Müller-Hof Newsletter – Juni 2023

art – AktuelleRechtsTipps

Arbeitsrecht: Gesetzentwurf zur Arbeitszeiterfassung

Höchstzulässige Arbeitszeiten, Pausen- und Ruhezeiten sind einzuhalten. Bisher bestand aber nur eine allgemeine Pflicht zur Aufzeichnung der über acht Stunden hinausgehenden Arbeitszeit. Eine weitergehende Pflicht zur Erfassung der gesamten Arbeitszeit besteht hingegen schon lange bei geringfügig Beschäftigten und in bestimmten Branchen (z.B. Baugewerbe, Gaststätten- und Beherbergungsgewerbe, Logistikgewerbe, Gebäudereinigungsgewerbe, Wach- und Sicherheitsgewerbe).

Mit seinem Urteil vom 14.05.2019 (Az. C-55/18) führte der EuGH überraschend aus, dass Arbeitgeber ihren Arbeitnehmern ein objektives, verlässliches und zugängliches System zur Arbeitszeiterfassung bereitstellen müssen. Nach überwiegender Auffassung war dies nur als Aufforderung an den Gesetzgeber zu verstehen, eine solche Pflicht einzuführen. Eine weitere Überraschung war das umstrittene BAG-Urteil vom 13.09.2022 (Az. 1 ABR 22/21), dass sich eine allgemeine Pflicht zur Arbeitszeitaufzeichnung bereits aus den ganz allgemeinen Klauseln des Arbeitsschutzgesetz ergebe, wonach die erforderlichen Maßnahmen des Arbeitsschutzes zu treffen sind und für eine geeignete Organisation und die erforderlichen Mittel zu sorgen ist.

Auch wenn nach Ansicht des BAG schon jetzt eine Pflicht zur Arbeitszeiterfassung bestehen soll, kann im Falle eines Verstoßes hiergegen jedenfalls mangels klarer gesetzlicher Regelung derzeit kein Bußgeld verhängt werden.

Inzwischen hat das Bundesarbeitsministerium reagiert und am 18.04.2023 einen ersten Referentenentwurf vorgelegt.

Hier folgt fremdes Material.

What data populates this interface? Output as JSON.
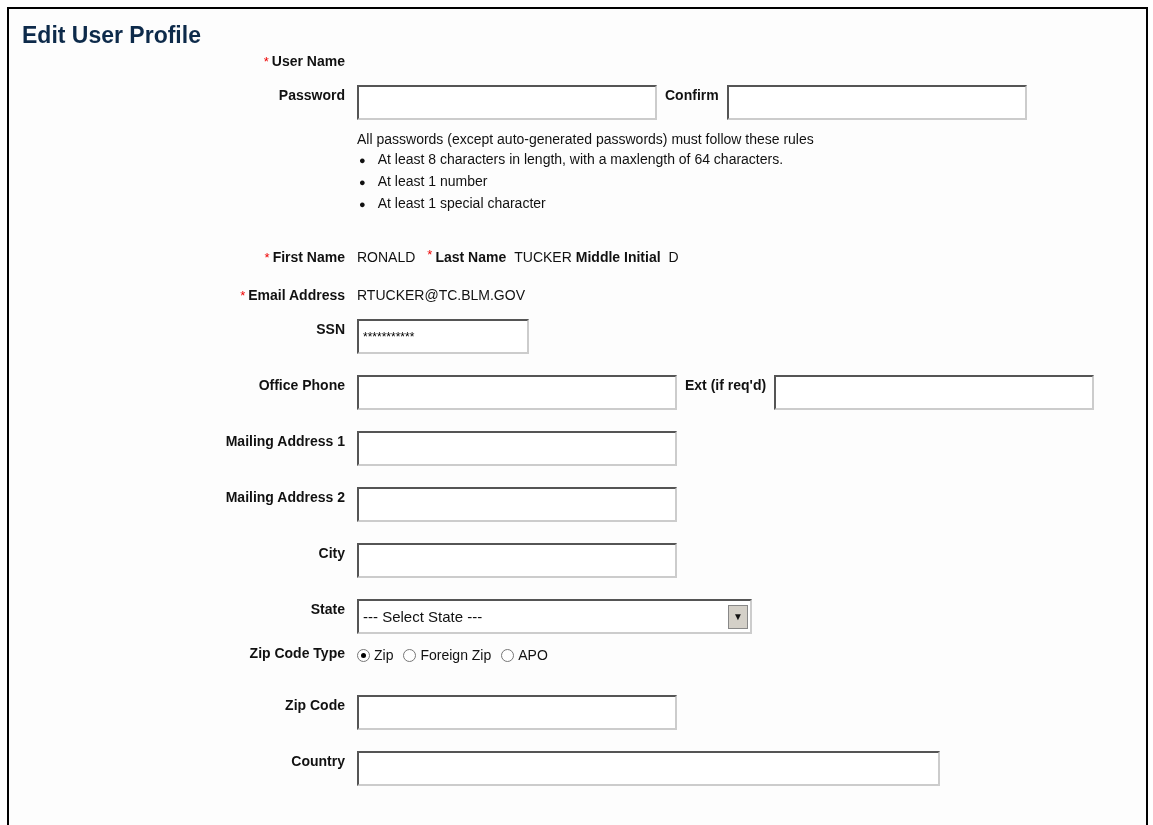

Demnach sollen Arbeitgeber Beginn, Ende und Dauer der täglichen Arbeitszeit der Arbeitnehmer jeweils am Tag der Arbeitsleistung elektronisch aufzeichnen. Die Aufzeichnung kann auch durch den Arbeitnehmer oder einen Dritten erfolgen, der Arbeitgeber bleibt aber für die ordnungsgemäße Aufzeichnung verantwortlich. Bei Vertrauensarbeitszeit mit Verzicht auf eine Kontrolle der vertraglich vereinbarten Arbeitszeit ist durch geeignete Maßnahmen sicherzustellen, dass dem Arbeitgeber Arbeitszeitverstöße bekannt werden. Nur durch Tarifverträge oder darauf beruhende Betriebsvereinbarungen sind einzelne Abweichungen möglich hinsichtlich der elektronischen Form, der tagesgenauen Aufzeichnung und besonderer Personengruppen.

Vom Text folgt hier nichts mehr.